No authorial comment has been more widely noted than the request of Chekhov that his plays be performed as comedies. Yet what may have been a much-needed corrective to the Moscow Art Theater’s propensity for long-faced earnestness is no justification of Michael Mayer’s allowing so much of his production of Uncle Vanya to turn into outlandish farce. This great play, like Chekhov’s other masterpieces, is the most tragic of comedies, the tragicomedy of frustration.

Professor Serebryakov is an elderly successful vulgarizer of art history; formerly married to the deceased mistress of the Voynitzky estate, he is husband to the young, beautiful, and bored Yelena. His grown daughter, Sonya, and ex-brother-in-law, her uncle Vanya, slavishly run the estate for him. Vanya, sensitive and intelligent, is hopelessly smitten with Yelena and envious of the fascination the pompous professor undeservedly exudes. The country doctor, Astrov, is an idealistic ecologist, chafed by his stifling milieu but not unaware of his own quixoticism.

Yelena, finally undeceived by her spouse’s otiosity but too proper to cheat, is frozen into marmoreal boredom. Irritated by Vanya and unwilling to yield to her fascination with Astrov, she plays intermediary for the plain Sonya, who vainly yearns for the doctor. The cast is rounded out by Maria Vasilyevna, Vanya’s widowed mother, another woman taken in by Serebryakov; Telegin, a ruined landowner and permanent parasitic houseguest; and Marina, the faithful old nanny.

Out of this ill-assorted mix residing, summering, or merely lingering on the estate, Chekhov creates a combustible mixture of longing, languishing, seething, and posturing whose comic outbursts merely punctuate the underlying melancholy.

If you have seen the meteoric Astrov of Laurence Olivier and the heartbreaking Vanya of Ralph Richardson – but even if you haven’t – you’ll have little patience for the affected, self-dramatizing Astrov of Roger Rees, who turns the play’s most positive character into a twitchy near-psychotic; you will also be disappointed by the able Derek Jacobi’s too histrionic, capering Vanya.

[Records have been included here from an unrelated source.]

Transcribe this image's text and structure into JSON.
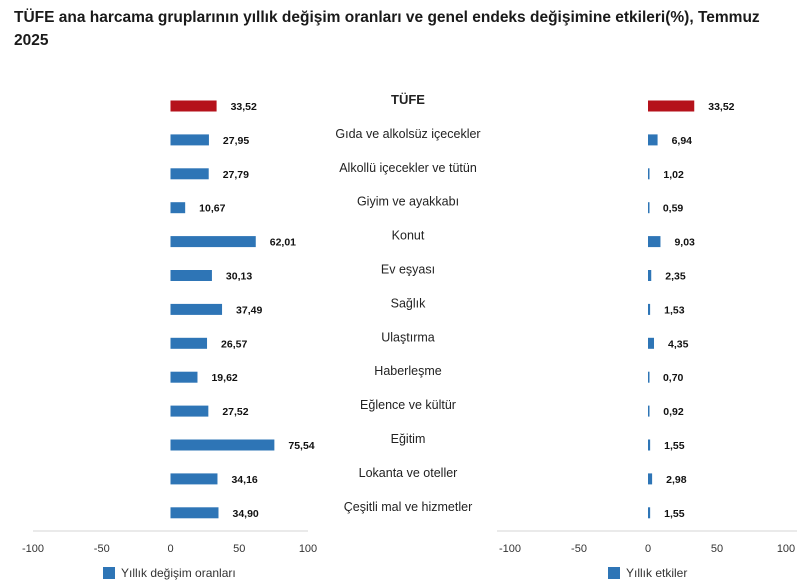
{
  "chart_data": {
    "type": "bar",
    "title": "TÜFE ana harcama gruplarının yıllık değişim oranları ve genel endeks değişimine etkileri(%), Temmuz 2025",
    "categories": [
      "TÜFE",
      "Gıda ve alkolsüz içecekler",
      "Alkollü içecekler ve tütün",
      "Giyim ve ayakkabı",
      "Konut",
      "Ev eşyası",
      "Sağlık",
      "Ulaştırma",
      "Haberleşme",
      "Eğlence ve kültür",
      "Eğitim",
      "Lokanta ve oteller",
      "Çeşitli mal ve hizmetler"
    ],
    "series": [
      {
        "name": "Yıllık değişim oranları",
        "values": [
          33.52,
          27.95,
          27.79,
          10.67,
          62.01,
          30.13,
          37.49,
          26.57,
          19.62,
          27.52,
          75.54,
          34.16,
          34.9
        ],
        "labels": [
          "33,52",
          "27,95",
          "27,79",
          "10,67",
          "62,01",
          "30,13",
          "37,49",
          "26,57",
          "19,62",
          "27,52",
          "75,54",
          "34,16",
          "34,90"
        ]
      },
      {
        "name": "Yıllık etkiler",
        "values": [
          33.52,
          6.94,
          1.02,
          0.59,
          9.03,
          2.35,
          1.53,
          4.35,
          0.7,
          0.92,
          1.55,
          2.98,
          1.55
        ],
        "labels": [
          "33,52",
          "6,94",
          "1,02",
          "0,59",
          "9,03",
          "2,35",
          "1,53",
          "4,35",
          "0,70",
          "0,92",
          "1,55",
          "2,98",
          "1,55"
        ]
      }
    ],
    "xlim": [
      -100,
      100
    ],
    "xticks": [
      -100,
      -50,
      0,
      50,
      100
    ],
    "xtick_labels": [
      "-100",
      "-50",
      "0",
      "50",
      "100"
    ],
    "colors": {
      "highlight": "#b5121b",
      "bar": "#2e75b6"
    },
    "highlight_category": "TÜFE",
    "legend": "bottom",
    "grid": false
  }
}
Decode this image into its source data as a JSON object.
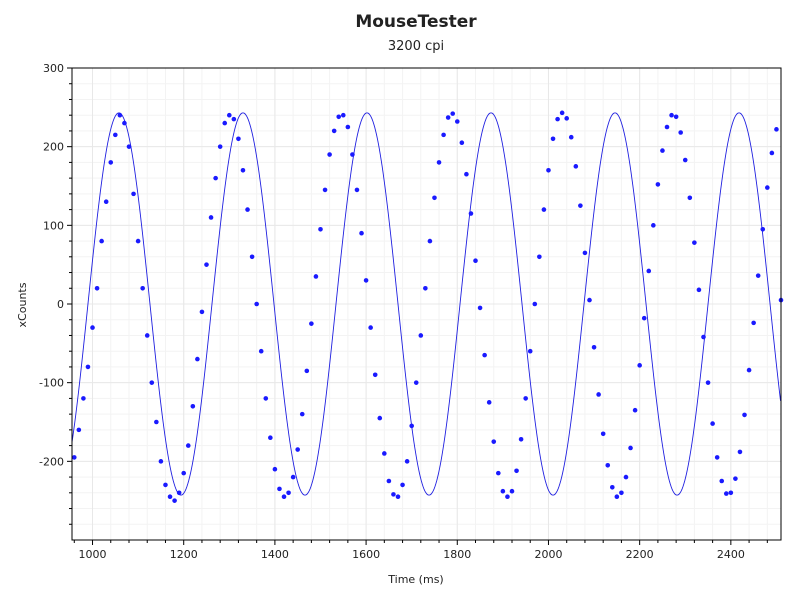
{
  "chart_data": {
    "type": "scatter",
    "title": "MouseTester",
    "subtitle": "3200 cpi",
    "xlabel": "Time (ms)",
    "ylabel": "xCounts",
    "xlim": [
      955,
      2510
    ],
    "ylim": [
      -300,
      300
    ],
    "x_ticks": [
      1000,
      1200,
      1400,
      1600,
      1800,
      2000,
      2200,
      2400
    ],
    "y_ticks": [
      -200,
      -100,
      0,
      100,
      200,
      300
    ],
    "grid": true,
    "colors": {
      "series": "#1a1aff",
      "line": "#2020e0",
      "grid": "#e8e8e8",
      "axis": "#000000"
    },
    "series": [
      {
        "fit": {
          "model": "sine",
          "amplitude": 243,
          "period_ms": 272,
          "phase_ms": 990,
          "x_start": 955,
          "x_end": 2510
        },
        "sample_points": [
          [
            960,
            -195
          ],
          [
            970,
            -160
          ],
          [
            980,
            -120
          ],
          [
            990,
            -80
          ],
          [
            1000,
            -30
          ],
          [
            1010,
            20
          ],
          [
            1020,
            80
          ],
          [
            1030,
            130
          ],
          [
            1040,
            180
          ],
          [
            1050,
            215
          ],
          [
            1060,
            240
          ],
          [
            1070,
            230
          ],
          [
            1080,
            200
          ],
          [
            1090,
            140
          ],
          [
            1100,
            80
          ],
          [
            1110,
            20
          ],
          [
            1120,
            -40
          ],
          [
            1130,
            -100
          ],
          [
            1140,
            -150
          ],
          [
            1150,
            -200
          ],
          [
            1160,
            -230
          ],
          [
            1170,
            -245
          ],
          [
            1180,
            -250
          ],
          [
            1190,
            -240
          ],
          [
            1200,
            -215
          ],
          [
            1210,
            -180
          ],
          [
            1220,
            -130
          ],
          [
            1230,
            -70
          ],
          [
            1240,
            -10
          ],
          [
            1250,
            50
          ],
          [
            1260,
            110
          ],
          [
            1270,
            160
          ],
          [
            1280,
            200
          ],
          [
            1290,
            230
          ],
          [
            1300,
            240
          ],
          [
            1310,
            235
          ],
          [
            1320,
            210
          ],
          [
            1330,
            170
          ],
          [
            1340,
            120
          ],
          [
            1350,
            60
          ],
          [
            1360,
            0
          ],
          [
            1370,
            -60
          ],
          [
            1380,
            -120
          ],
          [
            1390,
            -170
          ],
          [
            1400,
            -210
          ],
          [
            1410,
            -235
          ],
          [
            1420,
            -245
          ],
          [
            1430,
            -240
          ],
          [
            1440,
            -220
          ],
          [
            1450,
            -185
          ],
          [
            1460,
            -140
          ],
          [
            1470,
            -85
          ],
          [
            1480,
            -25
          ],
          [
            1490,
            35
          ],
          [
            1500,
            95
          ],
          [
            1510,
            145
          ],
          [
            1520,
            190
          ],
          [
            1530,
            220
          ],
          [
            1540,
            238
          ],
          [
            1550,
            240
          ],
          [
            1560,
            225
          ],
          [
            1570,
            190
          ],
          [
            1580,
            145
          ],
          [
            1590,
            90
          ],
          [
            1600,
            30
          ],
          [
            1610,
            -30
          ],
          [
            1620,
            -90
          ],
          [
            1630,
            -145
          ],
          [
            1640,
            -190
          ],
          [
            1650,
            -225
          ],
          [
            1660,
            -242
          ],
          [
            1670,
            -245
          ],
          [
            1680,
            -230
          ],
          [
            1690,
            -200
          ],
          [
            1700,
            -155
          ],
          [
            1710,
            -100
          ],
          [
            1720,
            -40
          ],
          [
            1730,
            20
          ],
          [
            1740,
            80
          ],
          [
            1750,
            135
          ],
          [
            1760,
            180
          ],
          [
            1770,
            215
          ],
          [
            1780,
            237
          ],
          [
            1790,
            242
          ],
          [
            1800,
            232
          ],
          [
            1810,
            205
          ],
          [
            1820,
            165
          ],
          [
            1830,
            115
          ],
          [
            1840,
            55
          ],
          [
            1850,
            -5
          ],
          [
            1860,
            -65
          ],
          [
            1870,
            -125
          ],
          [
            1880,
            -175
          ],
          [
            1890,
            -215
          ],
          [
            1900,
            -238
          ],
          [
            1910,
            -245
          ],
          [
            1920,
            -238
          ],
          [
            1930,
            -212
          ],
          [
            1940,
            -172
          ],
          [
            1950,
            -120
          ],
          [
            1960,
            -60
          ],
          [
            1970,
            0
          ],
          [
            1980,
            60
          ],
          [
            1990,
            120
          ],
          [
            2000,
            170
          ],
          [
            2010,
            210
          ],
          [
            2020,
            235
          ],
          [
            2030,
            243
          ],
          [
            2040,
            236
          ],
          [
            2050,
            212
          ],
          [
            2060,
            175
          ],
          [
            2070,
            125
          ],
          [
            2080,
            65
          ],
          [
            2090,
            5
          ],
          [
            2100,
            -55
          ],
          [
            2110,
            -115
          ],
          [
            2120,
            -165
          ],
          [
            2130,
            -205
          ],
          [
            2140,
            -233
          ],
          [
            2150,
            -245
          ],
          [
            2160,
            -240
          ],
          [
            2170,
            -220
          ],
          [
            2180,
            -183
          ],
          [
            2190,
            -135
          ],
          [
            2200,
            -78
          ],
          [
            2210,
            -18
          ],
          [
            2220,
            42
          ],
          [
            2230,
            100
          ],
          [
            2240,
            152
          ],
          [
            2250,
            195
          ],
          [
            2260,
            225
          ],
          [
            2270,
            240
          ],
          [
            2280,
            238
          ],
          [
            2290,
            218
          ],
          [
            2300,
            183
          ],
          [
            2310,
            135
          ],
          [
            2320,
            78
          ],
          [
            2330,
            18
          ],
          [
            2340,
            -42
          ],
          [
            2350,
            -100
          ],
          [
            2360,
            -152
          ],
          [
            2370,
            -195
          ],
          [
            2380,
            -225
          ],
          [
            2390,
            -241
          ],
          [
            2400,
            -240
          ],
          [
            2410,
            -222
          ],
          [
            2420,
            -188
          ],
          [
            2430,
            -141
          ],
          [
            2440,
            -84
          ],
          [
            2450,
            -24
          ],
          [
            2460,
            36
          ],
          [
            2470,
            95
          ],
          [
            2480,
            148
          ],
          [
            2490,
            192
          ],
          [
            2500,
            222
          ],
          [
            2510,
            5
          ]
        ]
      }
    ]
  }
}
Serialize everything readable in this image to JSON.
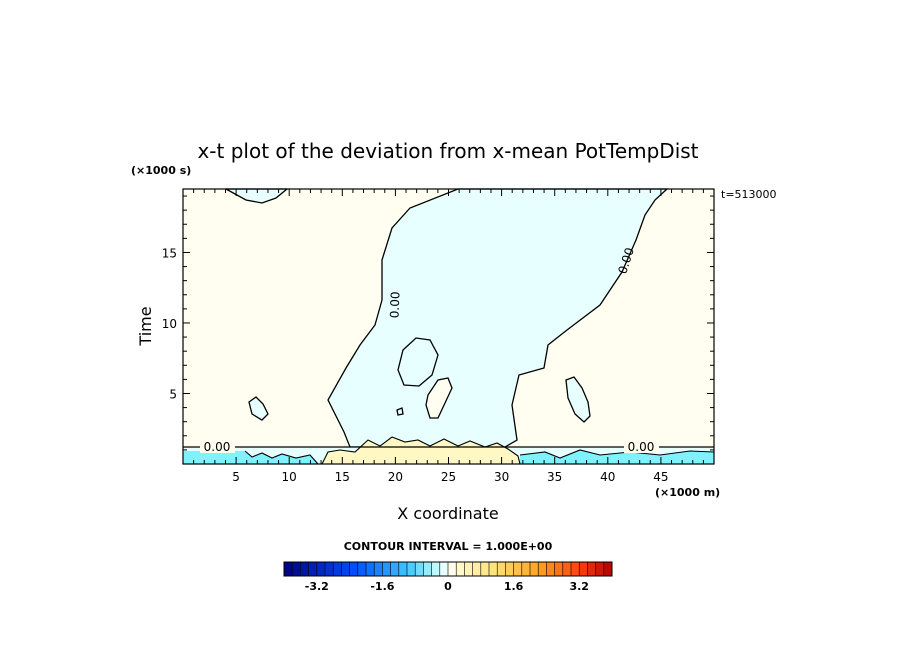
{
  "chart_data": {
    "type": "contour",
    "title": "x-t plot of the deviation from x-mean PotTempDist",
    "xlabel": "X coordinate",
    "ylabel": "Time",
    "x_unit": "(×1000 m)",
    "y_unit": "(×1000 s)",
    "xlim": [
      0,
      50
    ],
    "ylim": [
      0,
      19.5
    ],
    "x_ticks": [
      5,
      10,
      15,
      20,
      25,
      30,
      35,
      40,
      45
    ],
    "y_ticks": [
      5,
      10,
      15
    ],
    "timestamp": "t=513000",
    "contour_level_labels": [
      "0.00",
      "0.00",
      "0.00",
      "0.00"
    ],
    "contour_interval_text": "CONTOUR INTERVAL = 1.000E+00",
    "colorbar": {
      "min": -4,
      "max": 4,
      "tick_values": [
        -3.2,
        -1.6,
        0,
        1.6,
        3.2
      ],
      "tick_labels": [
        "-3.2",
        "-1.6",
        "0",
        "1.6",
        "3.2"
      ]
    },
    "colors": {
      "negative_fill": "#e8ffff",
      "positive_fill": "#fffef0",
      "surface_negative": "#7ff2ff",
      "surface_positive": "#fff7c4"
    }
  }
}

The good Brian Murray makes Serebryakov monochromatically laughable; Amy Ryan piles poor acting on top of aggressive unappealingness as Sonya. David Patrick Kelly’s Telegin is an obnoxious pipsqueak, and Rita Gam’s Maria Vasilyevna (in a part that seems to have been shortened) registers nothing. At least Anne Pitoniak proves dependable as the old nurse.

Mike Poulton’s translation is up-to-date; the gifted Tony Walton has devised rather bizarre scenery and hit-or-miss costumes; the excellent David Van Tieghem for once contributes misplaced music – but first-rate bird sounds; and Kenneth Posner’s lightning is again irreproachable. Michael Mayer must shoulder the bulk of the blame for turning Uncle Vanya into a tantrum in a samovar, and changing vodka into sarsaparilla.